El atlas de las nubes

El arte implica más arte, inspira más arte, y cambia la realidad. Las inquietudes de un diario, el romance de unas cartas, el suspense de un relato, la magia de una película, la veracidad de una entrevista, la transgresión de una arenga y la humanidad de un cuento contado de viva voz. ‘El atlas de las nubes’ es un complejo mapa repleto de minúsculas piezas de un puzzle enrevesado, de difícil visionado, pero que mejora cuanto más piensas en ella, en abstracto; en sus virtudes y su difuminado y detallista concepto del karma.
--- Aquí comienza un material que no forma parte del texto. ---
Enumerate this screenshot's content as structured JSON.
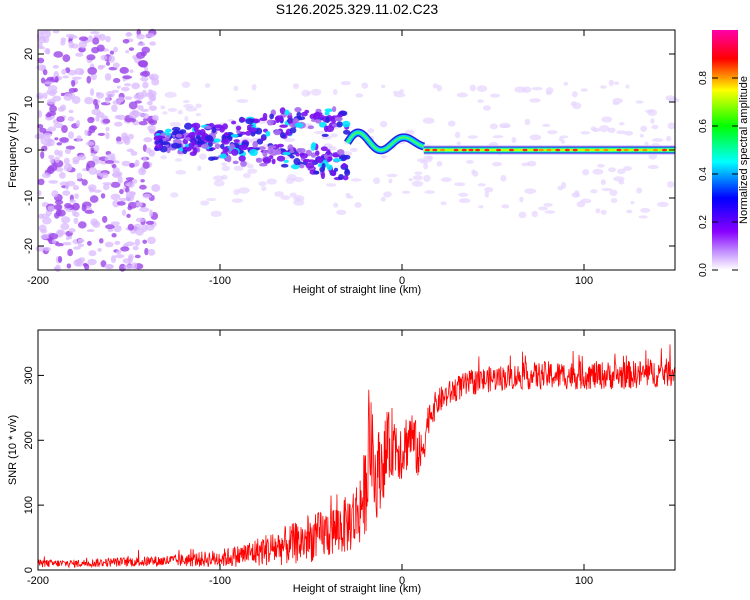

La película, dirigida por Tom Tykwer y los hermanos Wachowski, mezcla seis historias, en seis eras distintas, que, a priori, no tienen nada que ver: un abogado que surca el océano en compañía de un esclavo, un músico desheredado en busca de la sinfonía perfecta, una periodista que destapa un escándalo energético, un editor que termina en una extraña residencia de ancianos, un androide creado para servir hamburguesas y uno de los últimos supervivientes de una Tierra que no supo cuidar de la naturaleza.

A lo largo de tres horas, Tom Hanks, Halle Berry, Jim Broadbent, Hugo Weaving, Jim Sturgess, Du-na Bae, Ben Whisaw, James D’Arcy, Xun Zhou, Keith David, David Gyasi, Susan Sarandon y Hugh Grant se reparten un puñado de personajes, uno por historia, caracterizados y maquillados según el momento. En la novela original, David Mitchell nunca invita al lector a suponer que los personajes de una historia puedan tener algo que ver con los de otras. Tykwer y los Wachowski decidieron hacerlo así para incrementar la sensación que buscaban: todo está conectado. Y, pese a que el maquillaje en algunos casos es ridículo, la idea es acertada.
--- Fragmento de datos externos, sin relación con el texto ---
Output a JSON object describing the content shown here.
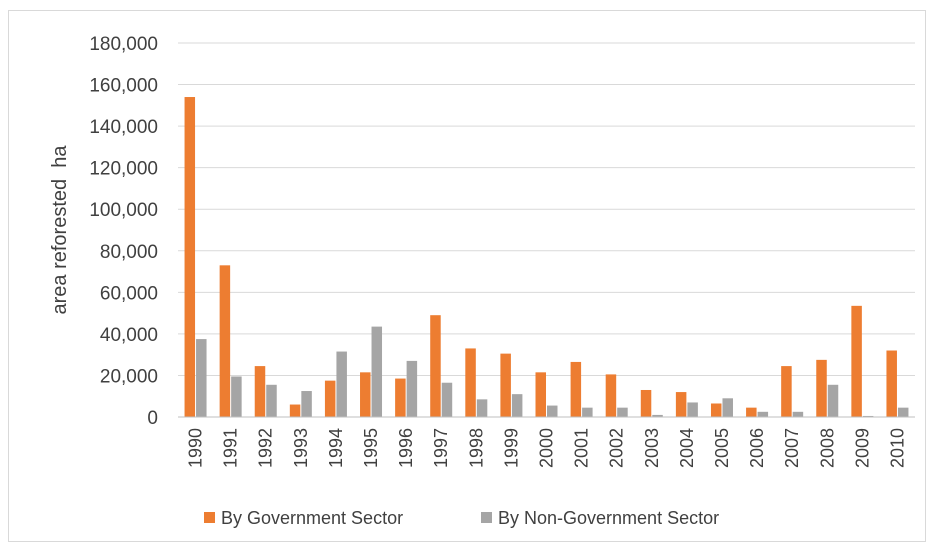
{
  "chart_data": {
    "type": "bar",
    "ylabel": "area reforested  ha",
    "xlabel": "",
    "ylim": [
      0,
      180000
    ],
    "yticks": [
      "0",
      "20,000",
      "40,000",
      "60,000",
      "80,000",
      "100,000",
      "120,000",
      "140,000",
      "160,000",
      "180,000"
    ],
    "grid": true,
    "legend_position": "bottom",
    "categories": [
      "1990",
      "1991",
      "1992",
      "1993",
      "1994",
      "1995",
      "1996",
      "1997",
      "1998",
      "1999",
      "2000",
      "2001",
      "2002",
      "2003",
      "2004",
      "2005",
      "2006",
      "2007",
      "2008",
      "2009",
      "2010"
    ],
    "series": [
      {
        "name": "By Government Sector",
        "color": "#ed7d31",
        "values": [
          154000,
          73000,
          24500,
          6000,
          17500,
          21500,
          18500,
          49000,
          33000,
          30500,
          21500,
          26500,
          20500,
          13000,
          12000,
          6500,
          4500,
          24500,
          27500,
          53500,
          32000
        ]
      },
      {
        "name": "By Non-Government Sector",
        "color": "#a5a5a5",
        "values": [
          37500,
          19500,
          15500,
          12500,
          31500,
          43500,
          27000,
          16500,
          8500,
          11000,
          5500,
          4500,
          4500,
          1000,
          7000,
          9000,
          2500,
          2500,
          15500,
          500,
          4500
        ]
      }
    ]
  },
  "grid_color": "#d9d9d9",
  "axis_color": "#bfbfbf"
}
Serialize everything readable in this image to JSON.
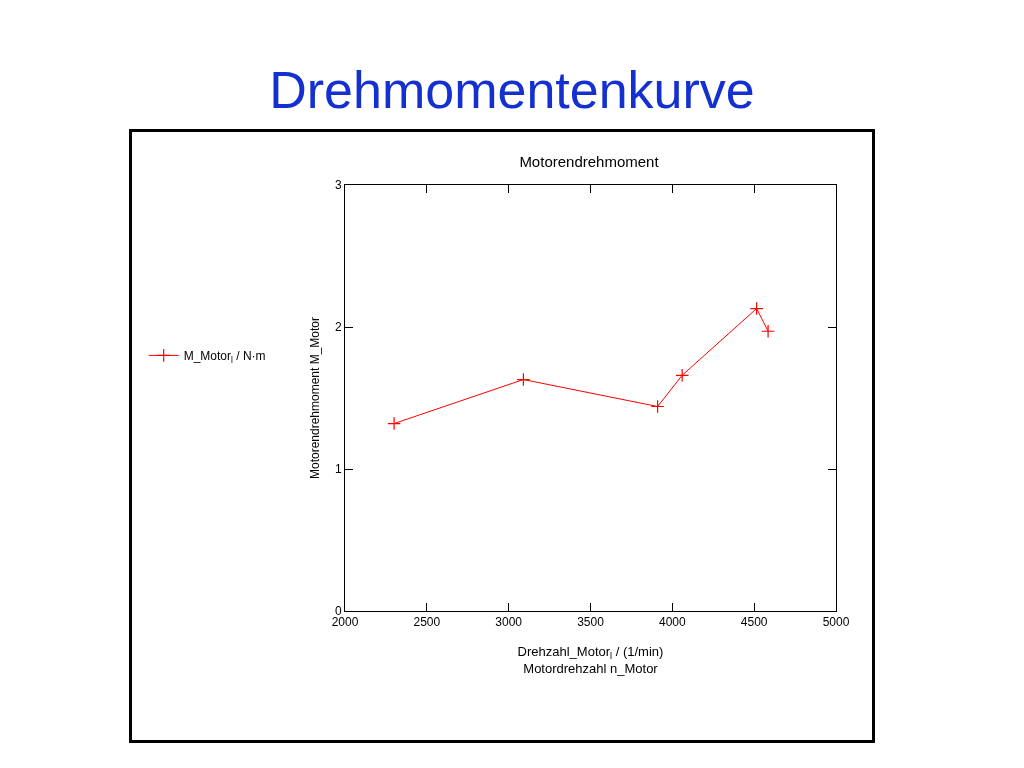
{
  "chart_data": {
    "type": "line",
    "title": "Drehmomentenkurve",
    "subtitle": "Motorendrehmoment",
    "xlabel": "Drehzahl_Motor$_{l}$ / (1/min)\nMotordrehzahl n_Motor",
    "ylabel": "Motorendrehmoment M_Motor",
    "x": [
      2300,
      3090,
      3910,
      4060,
      4515,
      4585
    ],
    "series": [
      {
        "name": "M_Motor$_{l}$ / N·m",
        "color": "#ff0000",
        "values": [
          1.32,
          1.63,
          1.44,
          1.66,
          2.13,
          1.97
        ]
      }
    ],
    "xlim": [
      2000,
      5000
    ],
    "xticks": [
      2000,
      2500,
      3000,
      3500,
      4000,
      4500,
      5000
    ],
    "ylim": [
      0,
      3
    ],
    "yticks": [
      0,
      1,
      2,
      3
    ],
    "grid": false,
    "legend": "left",
    "marker": "cross",
    "line_style": "solid"
  }
}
Les decía que cuanto más pienso en ‘El Atlas de las Nubes’ más me gusta. No creo que sea una película acertada. No, porque falla en infinidad de conceptos vitales: ritmo inconstante, montaje confuso y exigente con el espectador que no haya leído el libro. De hecho, la novela apuesta por contar las historias de una en una, no mezclándolas todas al mismo tiempo. Pero, curiosamente, y tal vez sea culpa de los primeros y los últimos diez minutos, ‘El atlas de las nubes’ consiguió crear una atmósfera placentera gracias a la maravillosa música del propio Tykwer y a la irreal sensación de que todo tenía un sentido.

‘El atlas de las nubes’ juega con el espejismo constante de que algo va a pasar, de que no puedes perder ni un segundo la atención de la pantalla porque la explicación está por llegar. Hay una constante colocación de piezas sobre la pantalla, en busca de una luz que ilumine el misterio. Una constante como la que dibujase Desmond en la época más brillante de ‘Perdidos’. Una constante que cambia de forma y de fondo, pero que permanece más allá de nuestro último suspiro. A través de otros, a través de la naturaleza, de la vida; del arte.

Pese a todo -y a la unanimada absoluta de la crítica-, rompo una lanza en favor de ‘El Atlas de las nubes’. No es tan grave como nos la pintaron. Y, sin que sirva de precedente, me agradó tanto o más que el libro.